Adhit kembali menyandarkan kepalanya disandaran sofa itu. Ia kemudian menyadari kebodohannya, sifar grusa grusu yang membuatnya tanpa berfikir panjang lalu terbang ke Medan. Lalu dia bingung harus berkata apa, bingung harus mencari alasan apa.. aduuh.. bagaimana ini..

Adhitama memejamkan matanya, terbayang lagi wajah cantik dan manja itu, seperti me nari-nari didepan pelupuk matanya. Adhit tersenyum. Dipeluknya bantalan kursi yang ada disampingnya, membayangkan Dinda berada dalam pelukannya. Aduhai... 

Adhit terkejut ketika seseorang menepuk bahunya. Adit melemparkan bantal itu dan berdiri tiba-tiba ketika melihat Raharjo sudah ada dibelakangnya.

"Adhit?"

"Om.."

Keduanya berpelukan lama sekali. Ada desir kerinduan yang juga tak bisa dimengerti oleh keduanya. Ada jalinan benang tipis yang mengikat keduanya dalam satu raga dan rasa. Namun juga tak mereka sadari apa artinya.

"Om kangen sekali sama kamu. Berapa tahun kita nggak jumpa ya Dit?" Kata Raharjo yang kemudian duduk berhadapan di sofa itu.

"Lumayan lama om, waktu itu Dinda masih SMP, baru masuk SMP di sini." kata Adhit.

"Benar, sudah tiga tahunan ya Dit, kamu sudah dewasa dan bertambah ganteng seperti ayahmu," kata Raharjo.

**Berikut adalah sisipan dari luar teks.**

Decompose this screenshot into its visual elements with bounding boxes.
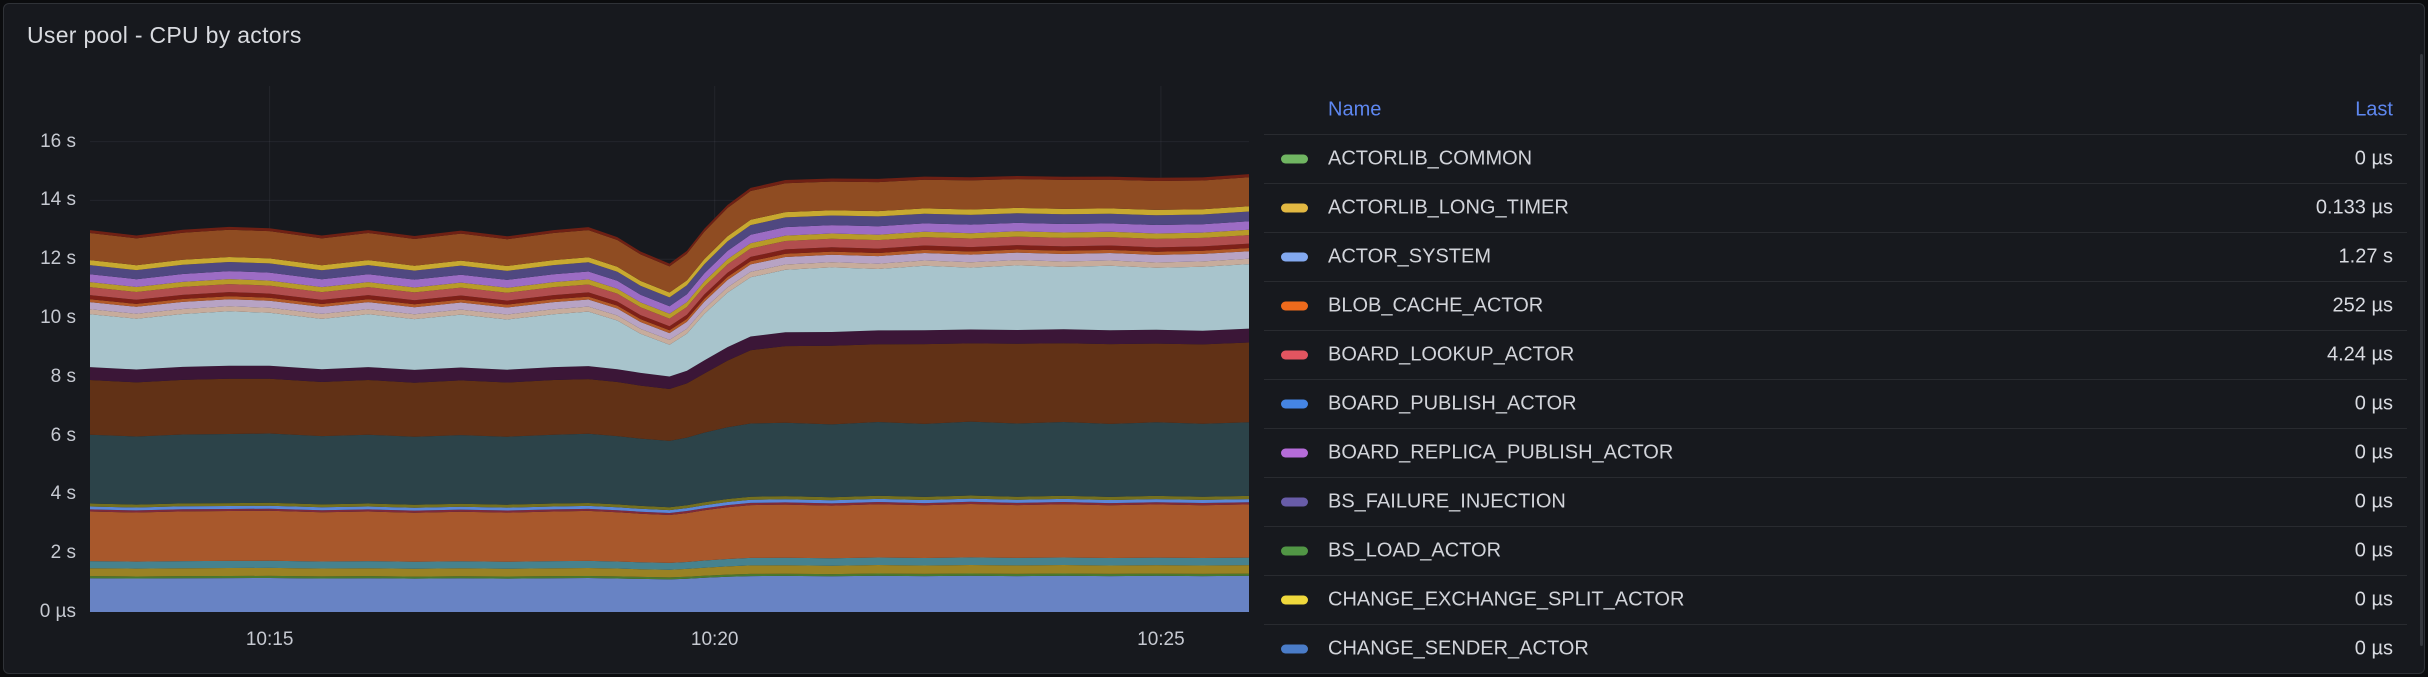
series-name[interactable]: ACTORLIB_LONG_TIMER: [1328, 196, 1569, 219]
legend-row-BOARD_REPLICA_PUBLISH_ACTOR[interactable]: BOARD_REPLICA_PUBLISH_ACTOR 0 µs: [1264, 428, 2407, 477]
y-tick-label: 8 s: [50, 365, 76, 387]
series-name[interactable]: CHANGE_SENDER_ACTOR: [1328, 637, 1589, 660]
area-periwinkle-band: [90, 575, 1249, 612]
x-tick-label: 10:15: [245, 629, 294, 650]
series-color-pill: [1281, 399, 1308, 409]
series-last-value: 0 µs: [2354, 637, 2393, 660]
legend-header-name[interactable]: Name: [1328, 98, 1382, 121]
x-tick-label: 10:20: [690, 629, 739, 650]
series-last-value: 1.27 s: [2338, 245, 2393, 268]
series-color-pill: [1281, 301, 1308, 311]
legend-row-CHANGE_SENDER_ACTOR[interactable]: CHANGE_SENDER_ACTOR 0 µs: [1264, 624, 2407, 673]
y-tick-label: 2 s: [50, 542, 76, 564]
legend-row-BLOB_CACHE_ACTOR[interactable]: BLOB_CACHE_ACTOR 252 µs: [1264, 281, 2407, 330]
series-color-pill: [1281, 252, 1308, 262]
area-brown-top-band: [90, 177, 1249, 293]
area-dark-brown-band: [90, 342, 1249, 441]
series-last-value: 0.133 µs: [2315, 196, 2393, 219]
legend-row-ACTORLIB_COMMON[interactable]: ACTORLIB_COMMON 0 µs: [1264, 134, 2407, 183]
y-tick-label: 12 s: [40, 248, 76, 270]
series-last-value: 0 µs: [2354, 539, 2393, 562]
legend-header-last[interactable]: Last: [2355, 98, 2393, 121]
legend-rows: ACTORLIB_COMMON 0 µs ACTORLIB_LONG_TIMER 0.…: [1264, 134, 2407, 673]
area-blue-line: [90, 498, 1249, 513]
legend-scrollbar[interactable]: [2420, 54, 2423, 646]
series-name[interactable]: BLOB_CACHE_ACTOR: [1328, 294, 1544, 317]
y-tick-label: 14 s: [40, 189, 76, 211]
series-last-value: 4.24 µs: [2326, 343, 2393, 366]
series-name[interactable]: BS_LOAD_ACTOR: [1328, 539, 1502, 562]
area-red-brick-band: [90, 235, 1249, 327]
series-name[interactable]: ACTORLIB_COMMON: [1328, 147, 1533, 170]
series-color-pill: [1281, 154, 1308, 164]
series-last-value: 0 µs: [2354, 392, 2393, 415]
series-color-pill: [1281, 546, 1308, 556]
series-last-value: 0 µs: [2354, 147, 2393, 170]
series-color-pill: [1281, 350, 1308, 360]
series-color-pill: [1281, 497, 1308, 507]
series-name[interactable]: ACTOR_SYSTEM: [1328, 245, 1491, 268]
area-maroon-line: [90, 501, 1249, 515]
legend-row-BOARD_LOOKUP_ACTOR[interactable]: BOARD_LOOKUP_ACTOR 4.24 µs: [1264, 330, 2407, 379]
area-pale-blue-band: [90, 264, 1249, 377]
y-tick-label: 10 s: [40, 307, 76, 328]
series-last-value: 0 µs: [2354, 588, 2393, 611]
x-tick-label: 10:25: [1137, 629, 1185, 650]
y-tick-label: 16 s: [40, 130, 76, 152]
area-dark-plum-band: [90, 328, 1249, 389]
legend-row-BOARD_PUBLISH_ACTOR[interactable]: BOARD_PUBLISH_ACTOR 0 µs: [1264, 379, 2407, 428]
series-name[interactable]: BOARD_LOOKUP_ACTOR: [1328, 343, 1575, 366]
series-color-pill: [1281, 644, 1308, 654]
stacked-area-chart: [90, 86, 1249, 612]
series-color-pill: [1281, 595, 1308, 605]
legend-row-CHANGE_EXCHANGE_SPLIT_ACTOR[interactable]: CHANGE_EXCHANGE_SPLIT_ACTOR 0 µs: [1264, 575, 2407, 624]
panel-title: User pool - CPU by actors: [27, 22, 302, 48]
grafana-panel: User pool - CPU by actors 0 µs 2 s 4 s 6 s 8…: [3, 3, 2425, 674]
legend-row-BS_LOAD_ACTOR[interactable]: BS_LOAD_ACTOR 0 µs: [1264, 526, 2407, 575]
series-name[interactable]: BOARD_PUBLISH_ACTOR: [1328, 392, 1577, 415]
series-last-value: 252 µs: [2332, 294, 2393, 317]
legend-table: Name Last ACTORLIB_COMMON 0 µs ACTORLIB_LO…: [1264, 86, 2407, 673]
series-name[interactable]: BOARD_REPLICA_PUBLISH_ACTOR: [1328, 441, 1674, 464]
legend-header: Name Last: [1264, 86, 2407, 134]
series-color-pill: [1281, 203, 1308, 213]
legend-row-ACTOR_SYSTEM[interactable]: ACTOR_SYSTEM 1.27 s: [1264, 232, 2407, 281]
y-tick-label: 6 s: [50, 424, 76, 446]
y-tick-label: 4 s: [50, 483, 76, 505]
area-purple-band: [90, 221, 1249, 314]
legend-row-BS_FAILURE_INJECTION[interactable]: BS_FAILURE_INJECTION 0 µs: [1264, 477, 2407, 526]
series-color-pill: [1281, 448, 1308, 458]
series-last-value: 0 µs: [2354, 490, 2393, 513]
series-name[interactable]: CHANGE_EXCHANGE_SPLIT_ACTOR: [1328, 588, 1685, 611]
area-teal-band: [90, 557, 1249, 570]
area-dark-teal-band: [90, 421, 1249, 508]
y-tick-label: 0 µs: [39, 601, 76, 622]
legend-row-ACTORLIB_LONG_TIMER[interactable]: ACTORLIB_LONG_TIMER 0.133 µs: [1264, 183, 2407, 232]
series-last-value: 0 µs: [2354, 441, 2393, 464]
area-olive-line: [90, 495, 1249, 511]
area-gold-olive-band: [90, 565, 1249, 578]
area-green-line: [90, 573, 1249, 580]
series-name[interactable]: BS_FAILURE_INJECTION: [1328, 490, 1566, 513]
timeseries-plot[interactable]: [90, 86, 1249, 612]
area-orange-band: [90, 504, 1249, 563]
area-slate-violet-band: [90, 211, 1249, 307]
area-pale-pink-band: [90, 251, 1249, 340]
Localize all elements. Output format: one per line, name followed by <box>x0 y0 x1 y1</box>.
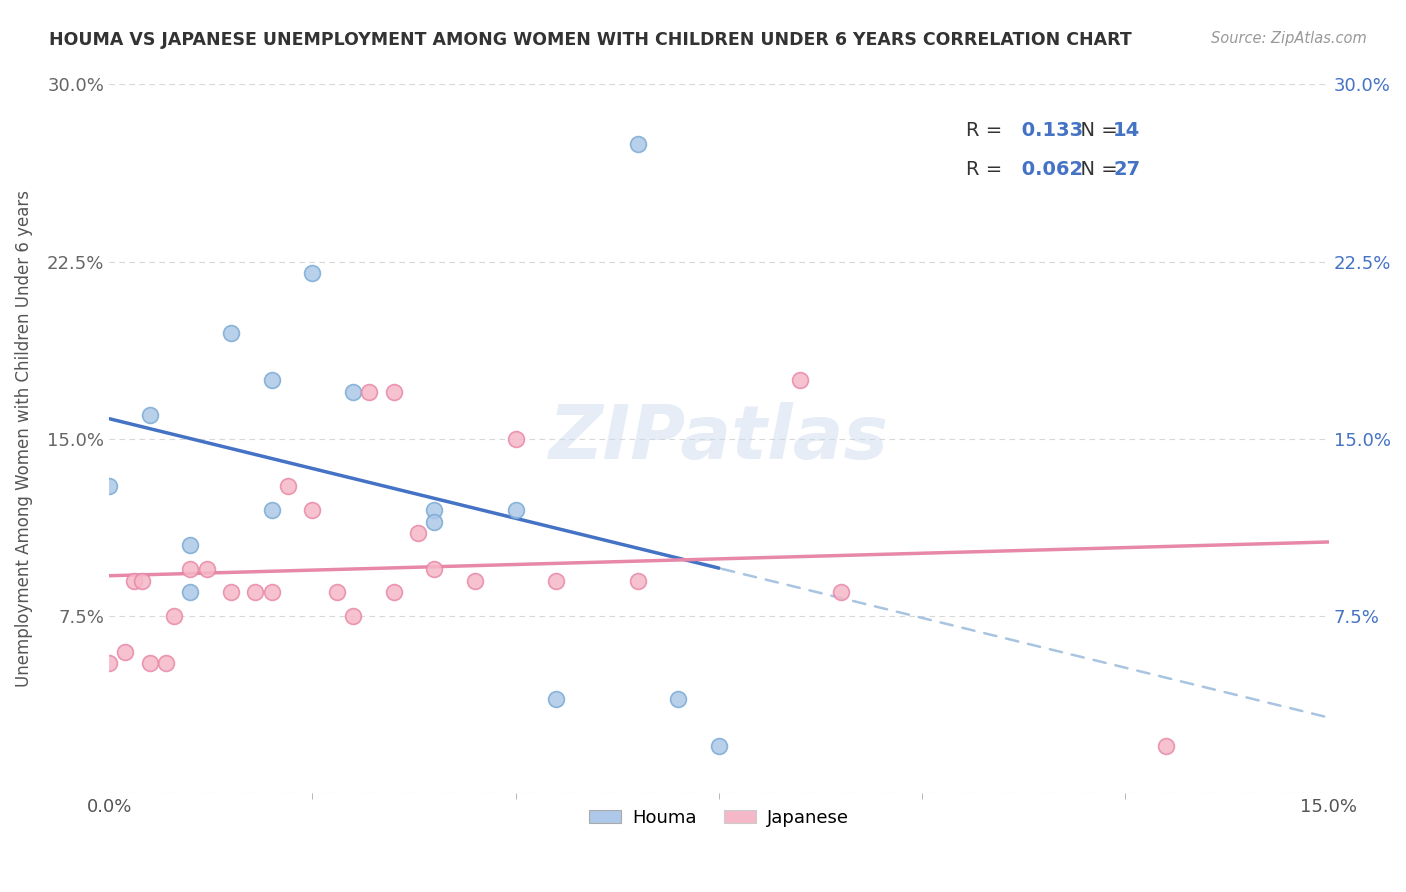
Point <box>423 562 446 576</box>
Point <box>139 657 162 671</box>
Point <box>707 739 730 753</box>
Point <box>301 267 323 281</box>
Point <box>464 574 486 588</box>
Point <box>326 585 349 599</box>
Point <box>245 585 267 599</box>
Text: R =: R = <box>966 160 1008 179</box>
Text: 0.133: 0.133 <box>1015 121 1083 140</box>
Point <box>1154 739 1177 753</box>
Point <box>155 657 177 671</box>
Point <box>546 691 568 706</box>
Point <box>382 384 405 399</box>
Y-axis label: Unemployment Among Women with Children Under 6 years: Unemployment Among Women with Children U… <box>15 190 32 688</box>
Point <box>789 373 811 387</box>
Point <box>342 609 364 624</box>
Point <box>277 479 299 493</box>
Point <box>505 432 527 446</box>
Point <box>423 503 446 517</box>
Point <box>830 585 852 599</box>
Point <box>122 574 145 588</box>
Text: 14: 14 <box>1114 121 1140 140</box>
Legend: Houma, Japanese: Houma, Japanese <box>582 802 856 834</box>
Point <box>666 691 689 706</box>
Text: 27: 27 <box>1114 160 1140 179</box>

"Lho, pak.. sudah pulang ternyata," pekik Retno yang baru keluar dari dapur sambil membawa sepiring makanan.

"Ibu gimana, tamunya dibiarkan mengantuk disini, sendirian.."

"Oh ya, ngantuk Dit? Itu pak, ibu lagi menyiapkan makan siang .. tuh sudh selesai, jadi kita bisa makan siang sama-sama."

"Wah, bagus nih, bapak juga sudah lapar. Ayo Dit, kita makan." ajak Raharjo sambil berdiri.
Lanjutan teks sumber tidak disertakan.